Pick the JVM for the Weblogic server which is having the stuck thread issues and click on it. This will take you to the target home page. Click the button at the top that says “Live Thread Analysis”. Type the word "stuck" into the thread name search box and click on the arrow to filter the table. Now you should see all the stuck threads. In this case we can see a thread that is stuck in the “Network Wait” state. It is stuck on line 358 in function writeBuffer() of OutputRecord.java which is in package com.sun.ssl.internal.ssl which makes it clear that this stuck thread has made an SSL call and the remote server has not responded in a reasonable amount of time so the client thread is stuck.
Here is another example of stuck threads, this time in the “DB Wait” state.

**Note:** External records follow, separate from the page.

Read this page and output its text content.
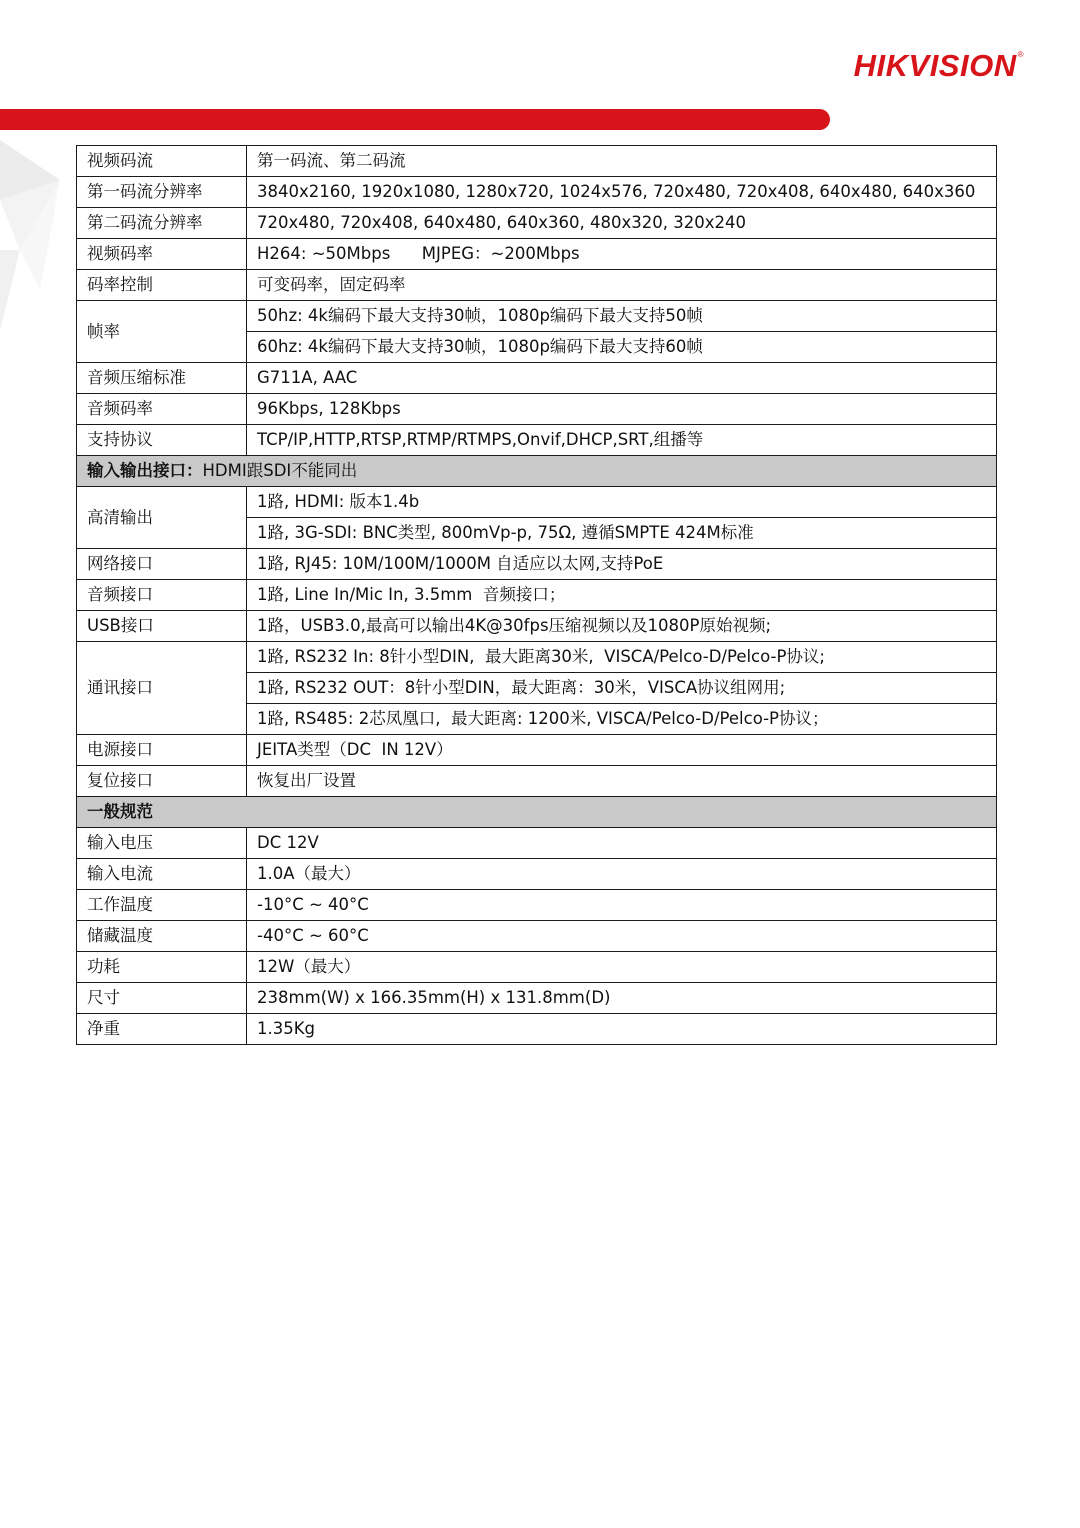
HIKVISION®
视频码流	第一码流、第二码流
第一码流分辨率	3840x2160, 1920x1080, 1280x720, 1024x576, 720x480, 720x408, 640x480, 640x360
第二码流分辨率	720x480, 720x408, 640x480, 640x360, 480x320, 320x240
视频码率	H264: ~50Mbps      MJPEG：~200Mbps
码率控制	可变码率，固定码率
帧率	50hz: 4k编码下最大支持30帧，1080p编码下最大支持50帧
	60hz: 4k编码下最大支持30帧，1080p编码下最大支持60帧
音频压缩标准	G711A, AAC
音频码率	96Kbps, 128Kbps
支持协议	TCP/IP,HTTP,RTSP,RTMP/RTMPS,Onvif,DHCP,SRT,组播等
输入输出接口：HDMI跟SDI不能同出	
高清输出	1路, HDMI: 版本1.4b
	1路, 3G-SDI: BNC类型, 800mVp-p, 75Ω, 遵循SMPTE 424M标准
网络接口	1路, RJ45: 10M/100M/1000M 自适应以太网,支持PoE
音频接口	1路, Line In/Mic In, 3.5mm  音频接口；
USB接口	1路，USB3.0,最高可以输出4K@30fps压缩视频以及1080P原始视频;
通讯接口	1路, RS232 In: 8针小型DIN,  最大距离30米,  VISCA/Pelco-D/Pelco-P协议;
	1路, RS232 OUT：8针小型DIN，最大距离：30米，VISCA协议组网用;
	1路, RS485: 2芯凤凰口,  最大距离: 1200米, VISCA/Pelco-D/Pelco-P协议；
电源接口	JEITA类型（DC  IN 12V）
复位接口	恢复出厂设置
一般规范	
输入电压	DC 12V
输入电流	1.0A（最大）
工作温度	-10°C ~ 40°C
储藏温度	-40°C ~ 60°C
功耗	12W（最大）
尺寸	238mm(W) x 166.35mm(H) x 131.8mm(D)
净重	1.35Kg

Notice how the tool tip over the SQL ID field shows the SQL being executed. Click on it to view longer SQL statements. Also try clicking on the DB Wait link which takes you directly to this specific database session in the Oracle Database Diagnostics section of EM for further analysis. The columns displayed are controlled by “View” drop-down menu. Here we added the “User” column to show the logged in user who executed the request.

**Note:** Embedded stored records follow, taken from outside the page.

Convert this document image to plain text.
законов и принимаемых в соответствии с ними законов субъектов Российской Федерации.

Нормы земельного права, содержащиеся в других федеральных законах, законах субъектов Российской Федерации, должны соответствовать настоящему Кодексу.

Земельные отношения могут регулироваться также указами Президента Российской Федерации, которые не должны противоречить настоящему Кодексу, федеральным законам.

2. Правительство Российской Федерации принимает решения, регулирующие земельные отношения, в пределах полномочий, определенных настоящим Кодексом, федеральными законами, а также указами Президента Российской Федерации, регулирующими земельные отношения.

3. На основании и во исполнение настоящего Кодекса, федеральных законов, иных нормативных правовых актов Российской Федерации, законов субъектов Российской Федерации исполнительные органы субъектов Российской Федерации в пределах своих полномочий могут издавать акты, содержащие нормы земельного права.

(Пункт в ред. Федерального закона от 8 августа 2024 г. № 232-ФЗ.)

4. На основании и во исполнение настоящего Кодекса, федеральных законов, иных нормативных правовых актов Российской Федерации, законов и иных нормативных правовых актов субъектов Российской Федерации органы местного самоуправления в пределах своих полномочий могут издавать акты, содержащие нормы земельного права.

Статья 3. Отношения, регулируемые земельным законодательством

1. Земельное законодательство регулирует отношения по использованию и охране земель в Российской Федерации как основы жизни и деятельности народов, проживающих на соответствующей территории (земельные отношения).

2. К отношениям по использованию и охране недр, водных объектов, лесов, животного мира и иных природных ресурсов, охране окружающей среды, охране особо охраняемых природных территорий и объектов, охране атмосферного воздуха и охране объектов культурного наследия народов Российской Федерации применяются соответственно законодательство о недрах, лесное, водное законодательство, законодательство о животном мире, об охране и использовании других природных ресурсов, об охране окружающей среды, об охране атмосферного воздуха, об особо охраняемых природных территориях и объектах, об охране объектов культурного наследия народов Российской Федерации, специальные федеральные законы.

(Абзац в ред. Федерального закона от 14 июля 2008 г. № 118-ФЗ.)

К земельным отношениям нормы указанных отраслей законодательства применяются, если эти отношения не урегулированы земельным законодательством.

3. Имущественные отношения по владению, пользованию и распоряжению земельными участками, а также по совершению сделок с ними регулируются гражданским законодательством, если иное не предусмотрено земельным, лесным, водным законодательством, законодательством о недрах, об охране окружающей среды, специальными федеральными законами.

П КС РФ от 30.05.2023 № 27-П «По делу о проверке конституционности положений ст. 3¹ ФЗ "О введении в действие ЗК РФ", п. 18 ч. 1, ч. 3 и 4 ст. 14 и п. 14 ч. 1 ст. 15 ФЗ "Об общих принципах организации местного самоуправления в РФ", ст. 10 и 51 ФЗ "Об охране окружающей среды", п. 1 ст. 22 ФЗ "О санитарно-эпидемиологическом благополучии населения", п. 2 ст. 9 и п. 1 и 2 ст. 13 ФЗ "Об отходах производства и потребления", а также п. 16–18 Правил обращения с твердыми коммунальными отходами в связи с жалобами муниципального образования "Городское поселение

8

Historical [STUCK] Thread Analysis
In order to start historical stuck thread analysis you need to navigate to the JVM target home page in the same way as discussed in the real-time section. From the target home page clicking on the “JVM Performance Diagnostics” button at the top of the page. On the performance diagnostics page you can filter the data to make it more relevant to your task. The first filter to apply is of time. If you know the exact time you can use the “Edit Date and Time” button to specify it as shown. Otherwise use the handy shortcut links for Day, 1 Hours, 1 Hour or 15 Minutes as needed.
The next thing to filter is the Thread Name. Expand the filter options region if necessary and add the Thread Name filter to be “[STUCK]*” so you only see threads whose name starts with [STUCK]
Below the filter region the “General” tab will show you the Thread States, Top Requests, Top Methods, Top SQLs, Top DB Wait Events and Top Databases – only for the filtered data i.e. for only threads that are stuck. Try clicking on method names to see the call stack for the method. The charts are all interactive and fetch additional data about the item clicked.
If you want to find a specific thread move from the “General” tab over to the “Threads” tab. This is fine grained data with each sample and state transition visible. You can click on any sample to view it in the sample analyzer which should look familiar to you if you saw the threads in real-time. Details about SQLs, Wait states, etc are all available here also along with the complete call stack which can also be exported to a CSV file.
In conclusion, we can see the JVMD provides a rich set of additional details which are only a mouse click away that help you to diagnose the root causes of your stuck threads.
NOTE: Many of the screen shots taken here are using testing & debug code, which deliberately tries to create stuck threads. This does not and should not reflect on the nature of any Oracle products being shipped to customers.